Abstract: TH-PO0545
Pax8 Regulates Proximal-Tubule-Specific Identity via Distal Enhancer Elements
Session Information
- Development, Stem Cells, and Regenerative Medicine
November 06, 2025 | Location: Exhibit Hall, Convention Center
Abstract Time: 10:00 AM - 12:00 PM
Category: Development, Stem Cells, and Regenerative Medicine
- 600 Development, Stem Cells, and Regenerative Medicine
Authors
- Orban, Steven, University of Michigan, Ann Arbor, Michigan, United States
- Telang, Asha Claire, University of Michigan, Ann Arbor, Michigan, United States
- Ference-Salo, Jenna T., University of Michigan, Ann Arbor, Michigan, United States
- Dressler, Greg R., University of Michigan, Ann Arbor, Michigan, United States
- Wan, Ma, National Institute of Environmental Health Sciences, Durham, North Carolina, United States
- Delker, Don, National Institute of Environmental Health Sciences, Durham, North Carolina, United States
- Watts, Jason A., National Institute of Environmental Health Sciences, Durham, North Carolina, United States
- Beamish, Jeffrey A., University of Michigan, Ann Arbor, Michigan, United States
Background
Pax8 is a kidney-selective transcription factor that regulates kidney development, physiology, and recovery from injury. How Pax8 functions remains poorly defined.
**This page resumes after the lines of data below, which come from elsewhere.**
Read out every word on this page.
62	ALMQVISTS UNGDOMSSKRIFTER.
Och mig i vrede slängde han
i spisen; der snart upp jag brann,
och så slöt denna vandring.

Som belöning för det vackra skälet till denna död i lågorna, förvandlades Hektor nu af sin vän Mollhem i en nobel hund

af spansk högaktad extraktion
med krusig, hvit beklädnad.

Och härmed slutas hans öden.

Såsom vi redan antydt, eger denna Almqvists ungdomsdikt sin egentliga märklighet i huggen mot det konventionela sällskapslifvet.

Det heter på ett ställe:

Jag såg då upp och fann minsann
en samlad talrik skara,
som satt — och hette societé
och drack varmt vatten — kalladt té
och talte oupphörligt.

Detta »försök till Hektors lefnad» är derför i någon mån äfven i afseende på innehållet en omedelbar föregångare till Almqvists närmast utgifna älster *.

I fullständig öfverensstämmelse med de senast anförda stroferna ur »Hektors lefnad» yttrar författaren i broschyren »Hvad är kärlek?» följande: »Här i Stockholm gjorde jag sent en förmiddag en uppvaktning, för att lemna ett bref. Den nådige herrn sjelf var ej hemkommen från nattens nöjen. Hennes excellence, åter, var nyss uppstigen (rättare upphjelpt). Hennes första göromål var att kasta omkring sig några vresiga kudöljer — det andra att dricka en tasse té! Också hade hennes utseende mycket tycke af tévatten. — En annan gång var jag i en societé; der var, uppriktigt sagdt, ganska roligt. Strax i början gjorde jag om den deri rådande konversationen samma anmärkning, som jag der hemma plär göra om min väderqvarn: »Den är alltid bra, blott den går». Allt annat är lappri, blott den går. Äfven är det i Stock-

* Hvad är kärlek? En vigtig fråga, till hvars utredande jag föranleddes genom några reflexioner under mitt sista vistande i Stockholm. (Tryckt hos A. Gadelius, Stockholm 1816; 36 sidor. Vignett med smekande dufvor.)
This project aimed to identify targets and mechanisms of Pax8 function in proximal tubule epithelial cells.
Methods
A proximal tubule epithelial cell line with conditional Pax8 and a constitutive driver of tamoxifen-dependent Cre was derived from adult transgenic mice. Pax8 was genetically depleted from these cells by addition of 4-hydroxytamoxifen to the culture medium. A derivative of this cell line was transduced with a doxycycline-inducible Pax8 expression vector, allowing for temporally-controlled rescue. RNA expression was measured using RNA sequencing (RNA-seq). Epigenetic changes associated with Pax8 were measured using chromatin-immunoprecipitation sequencing (ChIP-seq) for Pax8, transposase-accessible chromatin sequencing (ATAC-seq), and cleavage under targets and tagmentation (CUT&Tag) for histone marks (H3K4me1, H3K4me3, and H3K27ac).
Results
Loss of Pax8 protein following 4-hydroxytamoxifen administration was confirmed by western blot. Following Pax8 deletion, cells lose epithelial cobblestone morphology, upregulate epithelial-to-mesenchymal transition genes (Gene Set Enrichment Analysis, Padj = 2x10-4), and downregulate proximal-tubule-specific genes (Padj = 6x10-4). Remarkably, doxycycline-induced restoration of Pax8 expression in de-differentiated Pax8-depleted cells restored epithelial morphology and expression of downregulated genes (z-score averaged expression, P < 1x10-4), including proximal-tubule-specific genes (Padj = 2x10-2). Pax8-bound gene promoters did not show changes in histone H3K4me3 or chromatin accessibility after Pax8 depletion. In contrast, Pax8-bound distal enhancer elements lost H3K4me1, H3K27ac, and chromatin accessibility. Differentially expressed genes were disproportionately associated with Pax8-bound distal regulatory elements (P < 1x10-4).
Conclusion
Pax8 can reversibly modulate proximal-tubule-specific gene expression and epithelial morphology in cultured proximal tubule cells. Pax8 loss dynamically alters distal enhancer elements but not promoters. These observations suggest that Pax8 regulates proximal tubule phenotype via distal enhancer elements.